The purely theoretical view that the structure of a Bayesian network represents independences and that lack of an arc between any two variables X and Y represents a (possibly conditional) independence between them, is not intuitive and convenient in practice. A popular, slightly informal view of Bayesian networks is that they represent causal graphs in which every arc represents a direct causal influence between the variables that it connects. A directed arc from X to Y captures the knowledge that X is a causal factor for Y. While this view is informal and it is easy to construct mathematically correct counter-examples, it is convenient and widely used by almost everybody applying Bayesian networks in practice. There is a well-established assumption, with no convincing counter-examples, that causal graphs will automatically lead to correct patterns of independences. Lack of arcs between pairs of variables expresses simple facts about absence of causal influences between them. Independences between these pairs of variables follow from the structure of the graph. It is, thus, possible to construct Bayesian networks based purely on our understanding of causal relations between variables in our model.

Both, the structure and the numerical parameters of a Bayesian network, can be elicited from an expert. They can also be learned from data, as the structure of a Bayesian network is simply a representation of independences in the data and the numbers are a representation of the joint probability distributions, which can be inferred from the data. Finally, both the structure and the numerical probabilities can be based on a mixture of expert knowledge, measurements, and objective frequency data.

Structural properties of Bayesian networks, along with their numerical parameters allow for probabilistic reasoning within the model. Probabilistic reasoning within a BN is induced by observing evidence. A node that has been observed is called an evidence node. Observed nodes become instantiated, which means, in the simplest case, that their outcome is known with certainty. The impact of the evidence can be propagated through the network, modifying the probability distribution of other nodes that are probabilistically related to the evidence. For example, the network constructed in section Hello QGeNIe! allows for calculating the probability of high productivity (shown by color) given observations of hot weather and broken climate control device.

productivity_updated2

This calculation amounts at the foundations to a repetitive application of Bayes theorem in order to update the probability distributions of all nodes in the network. Different ways of applying Bayes theorem and different order of updating lead to different algorithms. Essentially, the existing algorithms for reasoning in Bayesian networks can be divided into three groups: message passing, graph reduction, and stochastic simulation. Explicit representation of independences allows for an increased computational tractability of probabilistic reasoning. Probabilistic inference in singly connected BNs is very efficient. Unfortunately, exact algorithms for multiply connected networks are liable to exponential complexity in the number of nodes in the network. Cooper (1990) has shown that the problem is NP-hard in general. Still, efficient software, like SMILE that is embedded into QGeNIe, offers reasonable computing times even in networks consisting of thousands of nodes.
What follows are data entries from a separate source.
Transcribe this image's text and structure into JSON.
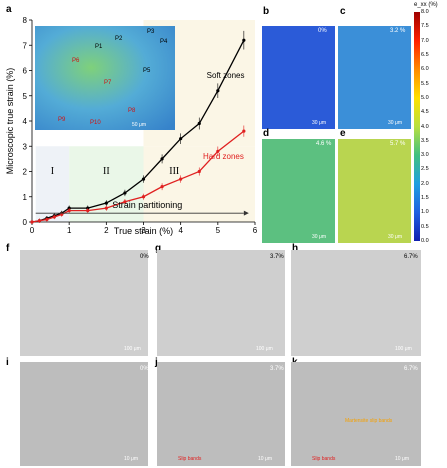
{
  "panel_a": {
    "letter": "a",
    "chart_data": {
      "type": "line",
      "xlabel": "True strain (%)",
      "ylabel": "Microscopic true strain (%)",
      "xlim": [
        0,
        6
      ],
      "ylim": [
        0,
        8
      ],
      "xticks": [
        "0",
        "1",
        "2",
        "3",
        "4",
        "5",
        "6"
      ],
      "yticks": [
        "0",
        "1",
        "2",
        "3",
        "4",
        "5",
        "6",
        "7",
        "8"
      ],
      "series": [
        {
          "name": "Soft zones",
          "color": "#000000",
          "x": [
            0,
            0.2,
            0.4,
            0.6,
            0.8,
            1.0,
            1.5,
            2.0,
            2.5,
            3.0,
            3.5,
            4.0,
            4.5,
            5.0,
            5.7
          ],
          "y": [
            0,
            0.05,
            0.15,
            0.25,
            0.35,
            0.55,
            0.55,
            0.75,
            1.15,
            1.7,
            2.5,
            3.3,
            3.9,
            5.2,
            7.2
          ]
        },
        {
          "name": "Hard zones",
          "color": "#e02020",
          "x": [
            0,
            0.2,
            0.4,
            0.6,
            0.8,
            1.0,
            1.5,
            2.0,
            2.5,
            3.0,
            3.5,
            4.0,
            4.5,
            5.0,
            5.7
          ],
          "y": [
            0,
            0.05,
            0.1,
            0.2,
            0.3,
            0.45,
            0.45,
            0.55,
            0.8,
            1.0,
            1.4,
            1.7,
            2.0,
            2.8,
            3.6
          ]
        }
      ],
      "regions": [
        {
          "label": "I",
          "x0": 0.1,
          "x1": 1.0,
          "color": "#eef2f7"
        },
        {
          "label": "II",
          "x0": 1.0,
          "x1": 3.0,
          "color": "#eaf7e8"
        },
        {
          "label": "III",
          "x0": 3.0,
          "x1": 6.0,
          "color": "#fbf6e6"
        }
      ],
      "annotation": "Strain partitioning",
      "inset_labels": [
        "P1",
        "P2",
        "P3",
        "P4",
        "P5",
        "P6",
        "P7",
        "P8",
        "P9",
        "P10"
      ],
      "inset_scale": "50 μm"
    }
  },
  "dic_panels": [
    {
      "letter": "b",
      "pct": "0%",
      "scale": "30 μm"
    },
    {
      "letter": "c",
      "pct": "3.2 %",
      "scale": "30 μm"
    },
    {
      "letter": "d",
      "pct": "4.6 %",
      "scale": "30 μm"
    },
    {
      "letter": "e",
      "pct": "5.7 %",
      "scale": "30 μm"
    }
  ],
  "colorbar": {
    "title": "e_xx (%)",
    "ticks": [
      "8.0",
      "7.5",
      "7.0",
      "6.5",
      "6.0",
      "5.5",
      "5.0",
      "4.5",
      "4.0",
      "3.5",
      "3.0",
      "2.5",
      "2.0",
      "1.5",
      "1.0",
      "0.5",
      "0.0"
    ]
  },
  "optical_panels": [
    {
      "letter": "f",
      "pct": "0%",
      "scale": "100 μm"
    },
    {
      "letter": "g",
      "pct": "3.7%",
      "scale": "100 μm"
    },
    {
      "letter": "h",
      "pct": "6.7%",
      "scale": "100 μm"
    }
  ],
  "sem_panels": [
    {
      "letter": "i",
      "pct": "0%",
      "scale": "10 μm"
    },
    {
      "letter": "j",
      "pct": "3.7%",
      "scale": "10 μm",
      "note": "Slip bands"
    },
    {
      "letter": "k",
      "pct": "6.7%",
      "scale": "10 μm",
      "note": "Slip bands",
      "note2": "Martensite slip bands"
    }
  ]
}
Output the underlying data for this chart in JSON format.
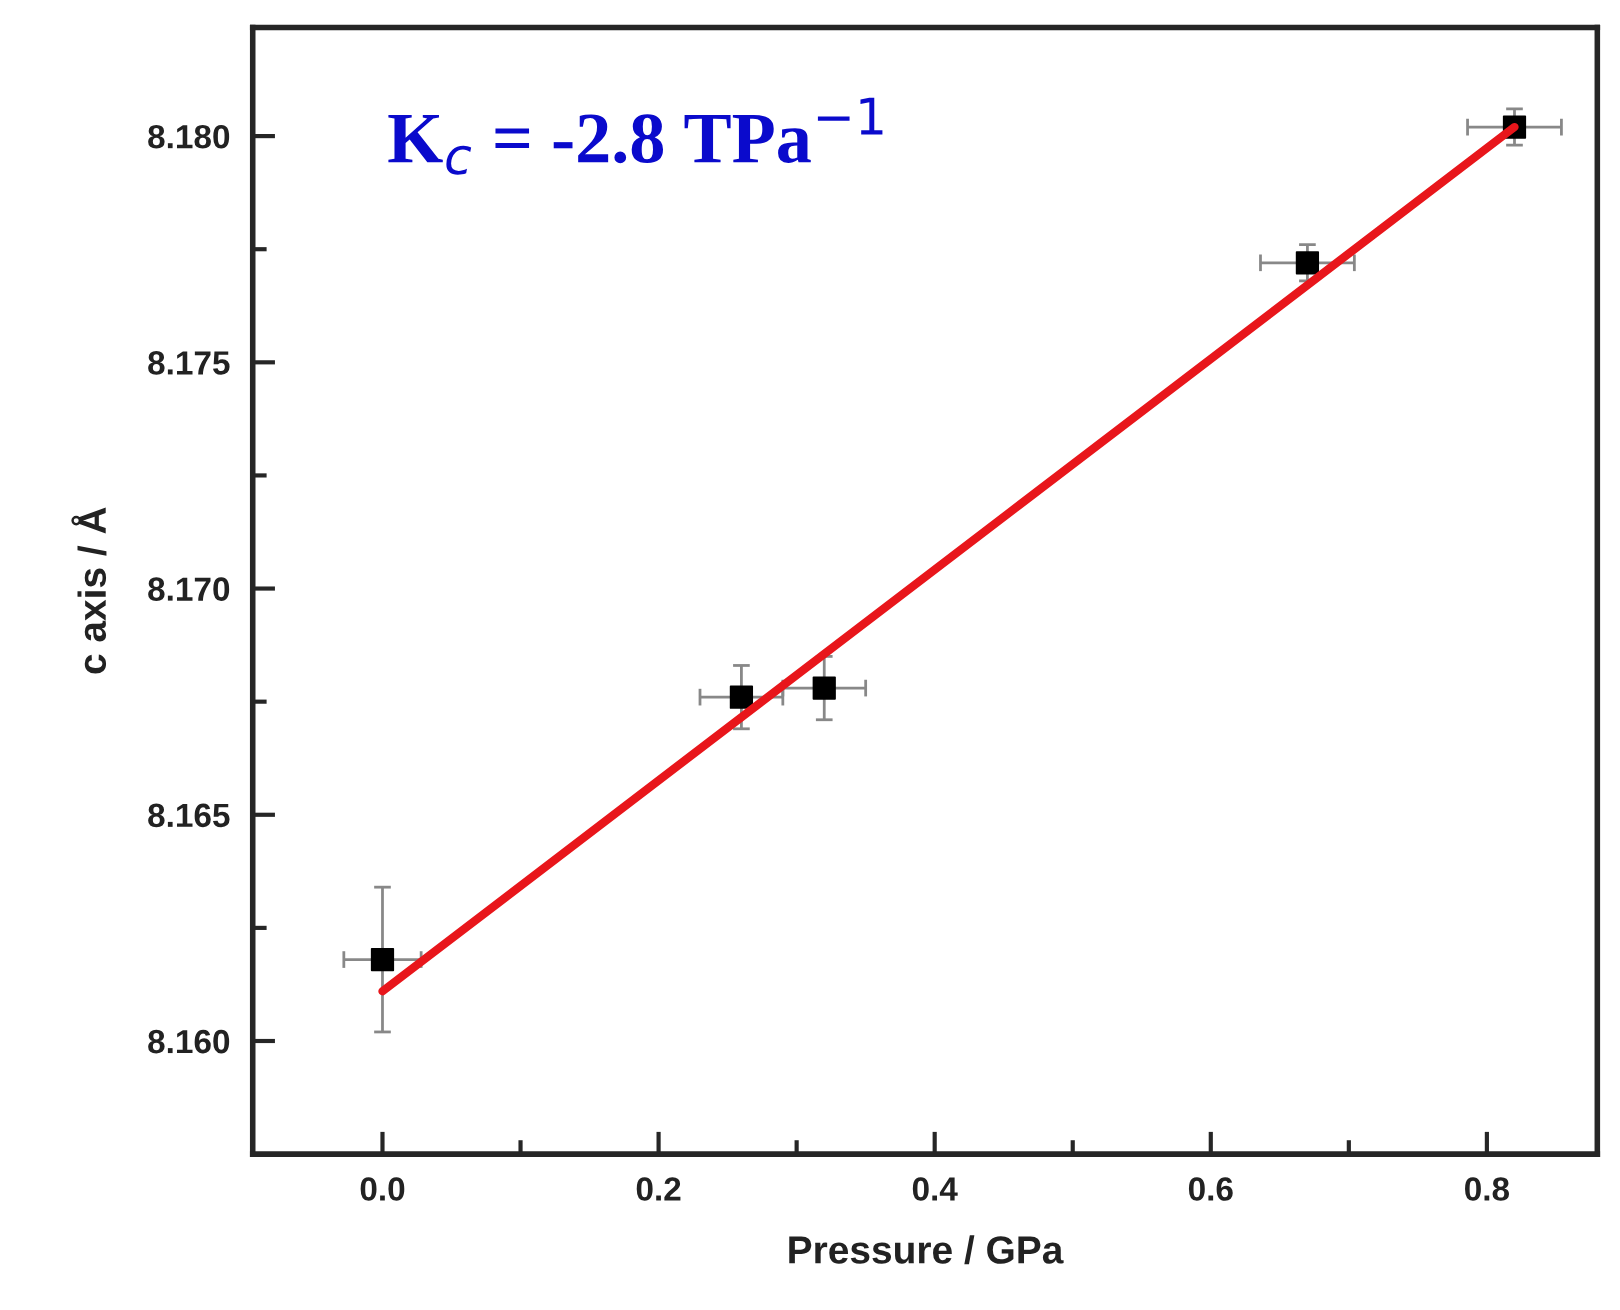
{
  "chart_data": {
    "type": "scatter",
    "xlabel": "Pressure / GPa",
    "ylabel": "c axis / Å",
    "annotations": [
      "K$_{c}$ = -2.8 TPa$^{−1}$"
    ],
    "series": [
      {
        "color": "#000000",
        "marker": "square",
        "x": [
          0,
          0.26,
          0.32,
          0.67,
          0.82
        ],
        "values": [
          8.1618,
          8.1676,
          8.1678,
          8.1772,
          8.1802
        ],
        "errors": [
          0.0016,
          0.0007,
          0.0007,
          0.0004,
          0.0004
        ],
        "xerrors": [
          0.028,
          0.03,
          0.03,
          0.034,
          0.034
        ]
      },
      {
        "type": "line",
        "color": "#e8161b",
        "line_style": "solid",
        "marker": "none",
        "x": [
          0,
          0.82
        ],
        "values": [
          8.1611,
          8.1802
        ]
      }
    ],
    "xlim": [
      -0.094,
      0.88
    ],
    "ylim": [
      8.1575,
      8.1824
    ],
    "xticks": [
      {
        "value": 0,
        "label": "0.0"
      },
      {
        "value": 0.2,
        "label": "0.2"
      },
      {
        "value": 0.4,
        "label": "0.4"
      },
      {
        "value": 0.6,
        "label": "0.6"
      },
      {
        "value": 0.8,
        "label": "0.8"
      }
    ],
    "yticks": [
      {
        "value": 8.16,
        "label": "8.160"
      },
      {
        "value": 8.165,
        "label": "8.165"
      },
      {
        "value": 8.17,
        "label": "8.170"
      },
      {
        "value": 8.175,
        "label": "8.175"
      },
      {
        "value": 8.18,
        "label": "8.180"
      }
    ],
    "grid": false,
    "legend": false
  }
}
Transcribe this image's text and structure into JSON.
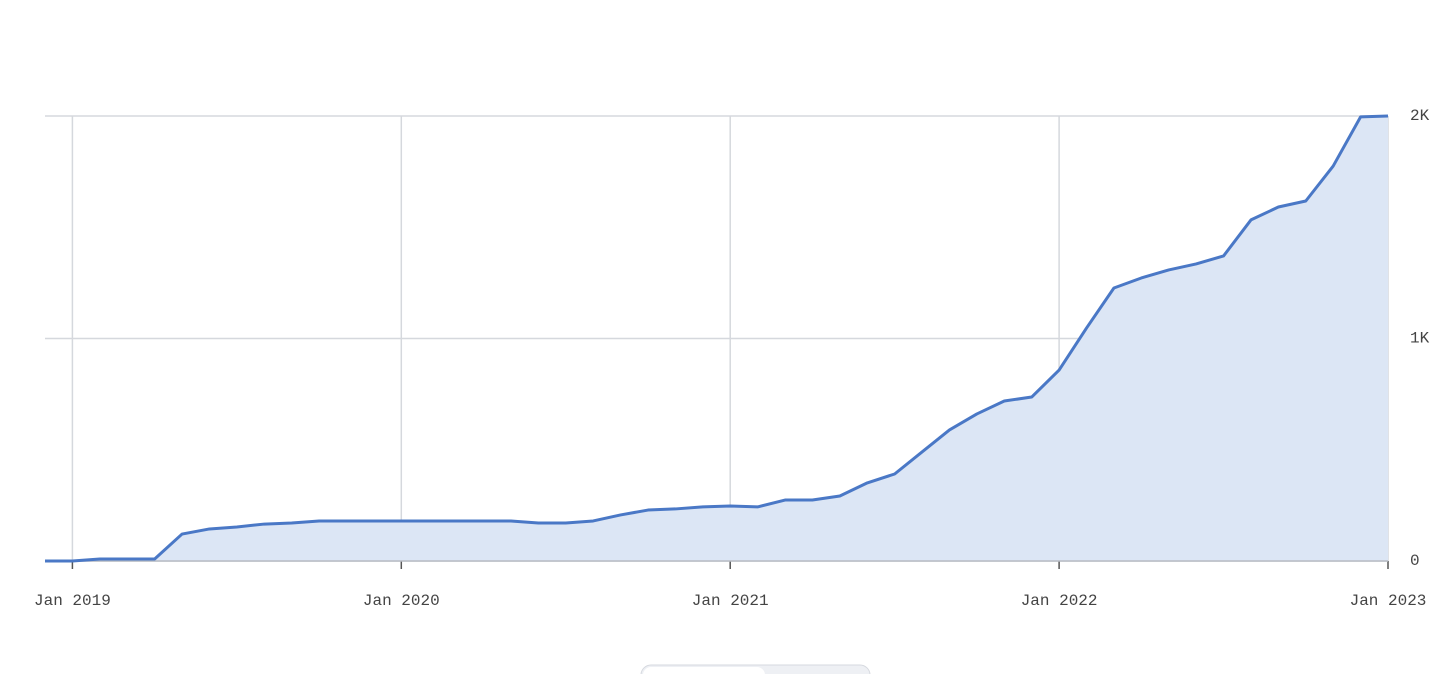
{
  "chart_data": {
    "type": "area",
    "x": [
      "2018-12",
      "2019-01",
      "2019-02",
      "2019-03",
      "2019-04",
      "2019-05",
      "2019-06",
      "2019-07",
      "2019-08",
      "2019-09",
      "2019-10",
      "2019-11",
      "2019-12",
      "2020-01",
      "2020-02",
      "2020-03",
      "2020-04",
      "2020-05",
      "2020-06",
      "2020-07",
      "2020-08",
      "2020-09",
      "2020-10",
      "2020-11",
      "2020-12",
      "2021-01",
      "2021-02",
      "2021-03",
      "2021-04",
      "2021-05",
      "2021-06",
      "2021-07",
      "2021-08",
      "2021-09",
      "2021-10",
      "2021-11",
      "2021-12",
      "2022-01",
      "2022-02",
      "2022-03",
      "2022-04",
      "2022-05",
      "2022-06",
      "2022-07",
      "2022-08",
      "2022-09",
      "2022-10",
      "2022-11",
      "2022-12",
      "2023-01"
    ],
    "series": [
      {
        "color": "#4a78c6",
        "fill": "#dce6f5",
        "values": [
          0,
          0,
          9,
          9,
          9,
          121,
          144,
          153,
          166,
          171,
          180,
          180,
          180,
          180,
          180,
          180,
          180,
          180,
          171,
          171,
          180,
          207,
          229,
          234,
          243,
          247,
          243,
          274,
          274,
          292,
          351,
          391,
          490,
          589,
          661,
          719,
          737,
          858,
          1047,
          1227,
          1272,
          1308,
          1335,
          1371,
          1533,
          1591,
          1618,
          1775,
          1996,
          2000
        ]
      }
    ],
    "xlim": [
      "2018-12",
      "2023-01"
    ],
    "xticks": [
      {
        "value": "2019-01",
        "label": "Jan 2019"
      },
      {
        "value": "2020-01",
        "label": "Jan 2020"
      },
      {
        "value": "2021-01",
        "label": "Jan 2021"
      },
      {
        "value": "2022-01",
        "label": "Jan 2022"
      },
      {
        "value": "2023-01",
        "label": "Jan 2023"
      }
    ],
    "ylim": [
      0,
      2000
    ],
    "yticks": [
      0,
      {
        "value": 1000,
        "label": "1K"
      },
      {
        "value": 2000,
        "label": "2K"
      }
    ],
    "grid": true,
    "y_axis_side": "right"
  }
}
The following network (Project) models various considerations faced by an airplane manufacturer

project

Observed Increased Load, Higher Speed Requirements, and Personnel Shortages lead to light green Negative Profit. A Bayesian network model allows for calculating the most informative future observations and actions. The following graph shows the most informative observations for the model and the situation pictured above.

project_observations

 

Embedding Bayesian networks technology into user programs

Bayesian networks can be embedded into custom programs and web interfaces, helping with calculating the relevance of observations and making decisions. SMILE Engine, our software library embedding Bayesian networks, has been deployed in a variety of environments, including custom programs, web servers, and on-board computers.